When Xavier arrived at the convent, he nodded his recognition to the stern nun who gave Katja her orders and found his sister sitting beside a feverish patient.

“Of course you’re going to get better.” Katja continued speaking to the patient—a young soldier with no visible wounds. The patients on either side of him were the same, so it was probably a row of sick rather than injured, probably suffering the same illness he’d had. “And someday you’ll tell your baby girl how hard you fought to keep her and all the rest of Vienna safe.”

“I’m not fighting now.” The man’s voice was raspy and weak.

“You fought before, and you’ll fight again.” Katja cleaned the man’s face and hands, then moved on to the next man.

Xavier interrupted her. “Katja.”

She turned to him, and her eyes immediately locked on the bandage around his head. “Xavi, what happened?”

Xavier put a hand partway to the bandage. “Just a cut. I got knocked over by a mine and must have bumped into something hard.”

“Are you otherwise whole?”

“Yes.” That was a lie. Something about the bloodthirstiness he’d felt that afternoon wasn’t healthy, but he wouldn’t burden Katja with the details.

“I’m glad to see you safe.” Katja stood and examined his bandage. “That blast was strong enough that we felt it here.”

Xavier took a deep breath. “I don’t think I’ve felt any more powerful than that one. And the fighting that followed . . .” He shook his head as if that could clear his mind of the images. “We lost a hundred men.”

Sorrow showed on Katja’s face. “Some of them men you knew?”
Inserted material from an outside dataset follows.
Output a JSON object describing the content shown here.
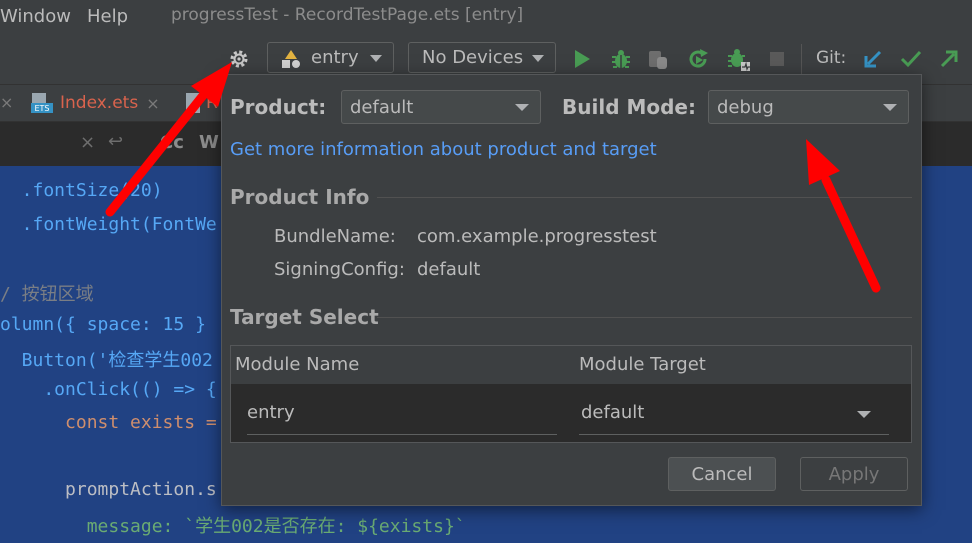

Xavier nodded. “Yes. Some of them were mine. But I don’t think Toby was harmed. That was going to be your next question, wasn’t it?”

A flush grew on her cheeks. “Maybe not the very next, but I do worry about him. Especially when I could feel the mine all the way here. What must the shaking have been like beneath the ground?”

“Terrifying.” Above the ground, the shaking meant a mine had gone off nearby. Beneath the ground, it meant the earth might be about to collapse on them. “Anyway, I wanted to see you. It seems anything with a steeple is a target for the Turkish artillerymen.” Xavier gestured to the roof.

“I’m far safer than you.” She pulled him into a firm embrace. “I try to stay busy enough that I don’t spend my days worrying about what’s happening at the walls, but sometimes I can’t help it.”

Whatever had happened that day, not all was wrong in the world. Xavier still had his sister, and though he wasn’t about to tell her of the Turkish heads he’d mounted on pikes, he knew she wouldn’t turn him away, even if she knew.

“I should go back. I’ve wounded to visit, and I lost my head a bit with Balth. I should apologize.”

“What happened?” Katja’s brown eyes widened with concern.

He didn’t want to burden his sister, but he didn’t want to hide from her either. “He was trying to help, but I wasn’t ready.” He could tell she wanted more, but he shook his head. “You know, I think I’ve been too hard on Wilhelm. Remember how I would throw all the awful things that happened to the Protestants in his face? I blamed the emperor for letting the Jesuits stoke the fires of hatred so hot that Christian armies could butcher the inhabitants of Christian cities. But now, I don’t think it was Leopold’s fault. It was certainly never Wilhelm’s. That’s just war. That’s what it does to people, regardless of whether their cause is right or wrong.”

“Do you want to talk about it? I can take a break, and we can go for a walk.”

“No. Just seeing you helped. Thank you, Katja. I might come home later. Maybe you can play for me.”

She nodded. “Be careful, Xavier. You’re a good man. I know you are.”

Xavier felt a flush of embarrassment. He’d sought comfort from his oldest friend, so he shouldn’t have been surprised when she read between the lines. “Thank you, Katja.” She believed her words. He just wished he could believe them too.